Agir pelo ambiente… para quando?

É inconcebível que, face a situações de grave ameaça à saúde pública, o Governo continue a aguardar e a não tomar medidas para a sua rápida resolução.

Toneladas e toneladas de farinhas de aves e bovinos continuam armazenadas pelo país, em condições desadequadas, à espera de uma solução. Algumas dessas toneladas correspondem ao abate de animais contaminados com BSE, e muitas encontram-se em elevado estado de putrefacção. Os cheiros nauseabundos, que quem se aproxima ou reside ou trabalha nas proximidades sente, são insuportáveis e, neste momento, em muitos locais coloca-se mesmo a questão da contaminação de solos que pode já estar a ocorrer.

Tive oportunidade de questionar quer o Governo do PS quer, agora, o Governo do PSD/PP sobre esta matéria e, se nos preocupava o facto de no anterior Governo assistirmos a respostas contraditórias por parte do Ministério da Agricultura, que afirmava aguardar a co-incineração para queimar as farinhas, e do Ministério do Ambiente, que afinal aguardava pelos aterros para resíduos industriais banais porque assegurava não se tratarem de resíduos perigosos, preocupa-nos sobremaneira, também, as fugas às respostas que o actual Governo tem feito, resultando daí que não tenhamos informação sobre o que este executivo pensa fazer de facto em relação àqueles resíduos.

Entretanto, as toneladas vão crescendo, os armazéns vão esgotando a sua capacidade e os aterros para resíduos sólidos urbanos vão recebendo diariamente mais de 200 toneladas de farinhas animais, solução que todos consideram desadequada, mas que o Governo mantém como prática. Por outro lado, não conhecemos as negociações do INIA com a Administração do Centro Integrado de Tratamento de Resíduos Industriais, em Setúbal, com vista à deposição da produção diária em aterro de resíduos industriais banais, sendo que relativamente aos resíduos em putrefacção e contaminados, depositados na Mitrena, a mesma Administração já garantiu que no seu aterro não entra nem um quilo. Não sabemos também que alternativas estão a ser pensadas e, nomeadamente, se nelas se incluem ou não a valorização orgânica.

Esta situação já atinge há muito tempo proporções verdadeiramente preocupantes e é tempo de o Governo tomar medidas adequadas para a resolução do problema. Exige-se já deste Governo que o faça.

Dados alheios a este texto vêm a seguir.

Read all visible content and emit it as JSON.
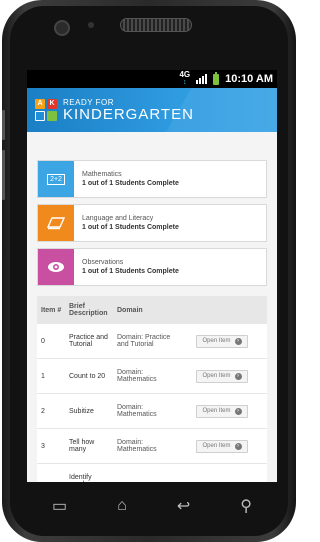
{
  "status": {
    "network": "4G",
    "time": "10:10 AM"
  },
  "header": {
    "brand_top": "READY FOR",
    "brand_main": "KINDERGARTEN",
    "logo_letters": [
      "A",
      "K",
      "",
      ""
    ]
  },
  "cards": [
    {
      "icon": "math-icon",
      "icon_text": "2+2",
      "color": "#3ba6e3",
      "title": "Mathematics",
      "status": "1 out of 1 Students Complete"
    },
    {
      "icon": "book-icon",
      "icon_text": "",
      "color": "#f08a1d",
      "title": "Language and Literacy",
      "status": "1 out of 1 Students Complete"
    },
    {
      "icon": "eye-icon",
      "icon_text": "",
      "color": "#c94fa0",
      "title": "Observations",
      "status": "1 out of 1 Students Complete"
    }
  ],
  "table": {
    "headers": [
      "Item #",
      "Brief Description",
      "Domain"
    ],
    "open_label": "Open Item",
    "rows": [
      {
        "num": "0",
        "desc": "Practice and Tutorial",
        "domain": "Domain: Practice and Tutorial"
      },
      {
        "num": "1",
        "desc": "Count to 20",
        "domain": "Domain: Mathematics"
      },
      {
        "num": "2",
        "desc": "Subitize",
        "domain": "Domain: Mathematics"
      },
      {
        "num": "3",
        "desc": "Tell how many",
        "domain": "Domain: Mathematics"
      },
      {
        "num": "",
        "desc": "Identify number",
        "domain": ""
      }
    ]
  },
  "nav": {
    "recents": "▭",
    "home": "⌂",
    "back": "↩",
    "search": "⚲"
  }
}
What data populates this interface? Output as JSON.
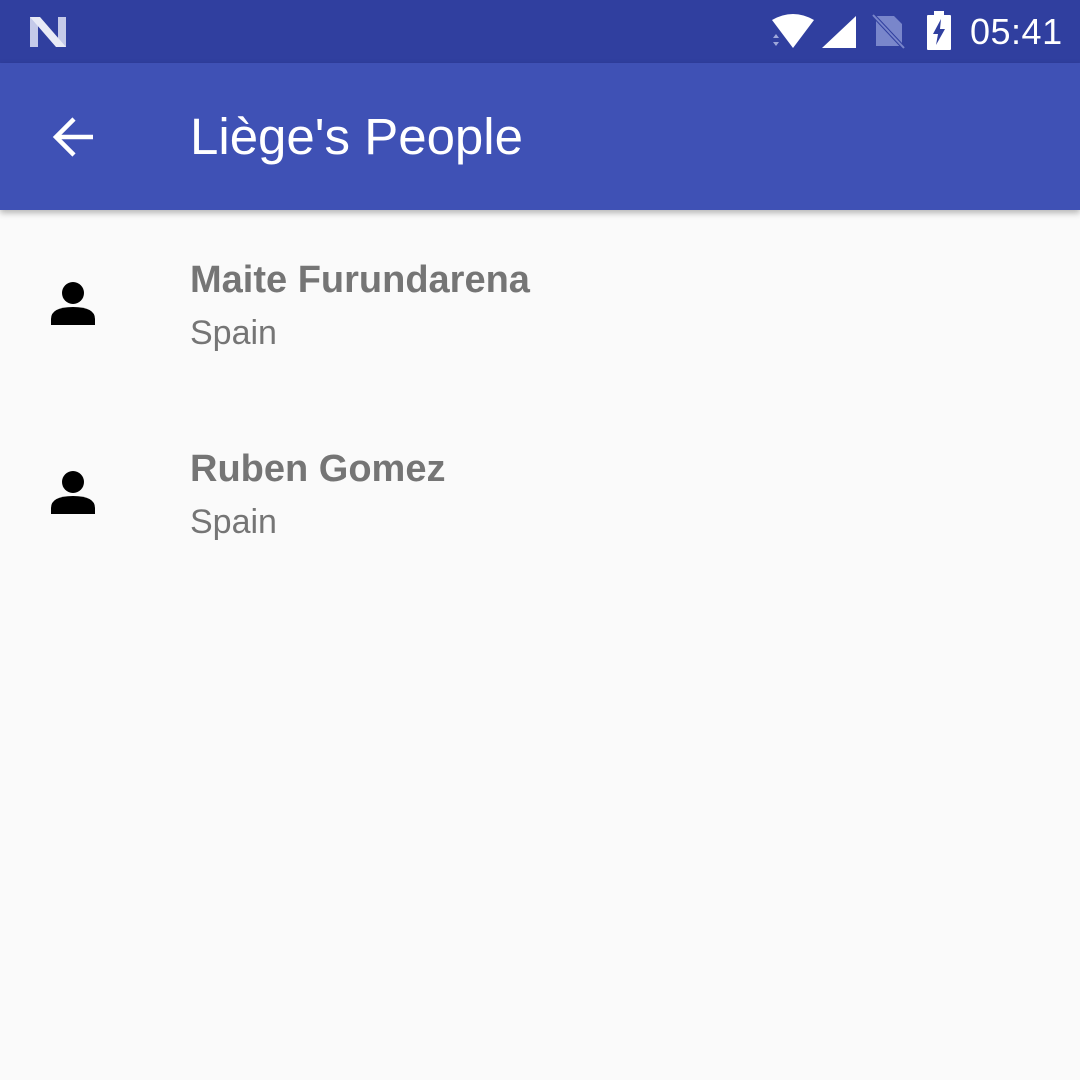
{
  "status_bar": {
    "time": "05:41",
    "icons": [
      "n-logo-icon",
      "wifi-icon",
      "cell-signal-icon",
      "no-sim-icon",
      "battery-charging-icon"
    ],
    "background_color": "#303f9f"
  },
  "app_bar": {
    "title": "Liège's People",
    "back_icon": "arrow-back-icon",
    "background_color": "#3f51b5"
  },
  "people": [
    {
      "name": "Maite Furundarena",
      "country": "Spain",
      "icon": "person-icon"
    },
    {
      "name": "Ruben Gomez",
      "country": "Spain",
      "icon": "person-icon"
    }
  ]
}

Outra ameaça à saúde pública que não se compadece com mais demoras são os solos contaminados, que têm sido objecto de grande inacção por parte dos Governos e dessas omissões resultaram já suspeitas sérias de contaminação de aquíferos, que podem ter proporções muito graves, na medida em que muitos são recursos hídricos onde se faz captação de água para consumo humano. A incúria das autoridades é verdadeiramente preocupante: lembremo-nos do que se passou em relação à Metalimex, onde durante cerca de 10 anos estiveram depositadas cerca de 43 000 toneladas de escórias de alumínio a céu aberto. No final do seu reenvio, para tratamento, procedeu-se à análise dos solos concluindo-se pela sua contaminação, mas não se atribuindo relação directa com as escórias, evitando assim a sua descontaminação. Lembremo-nos também, por exemplo, do susto que os residentes do concelho do Seixal tiveram não há muito tempo quando se suspeitou da contaminação do aquífero que abastece a população.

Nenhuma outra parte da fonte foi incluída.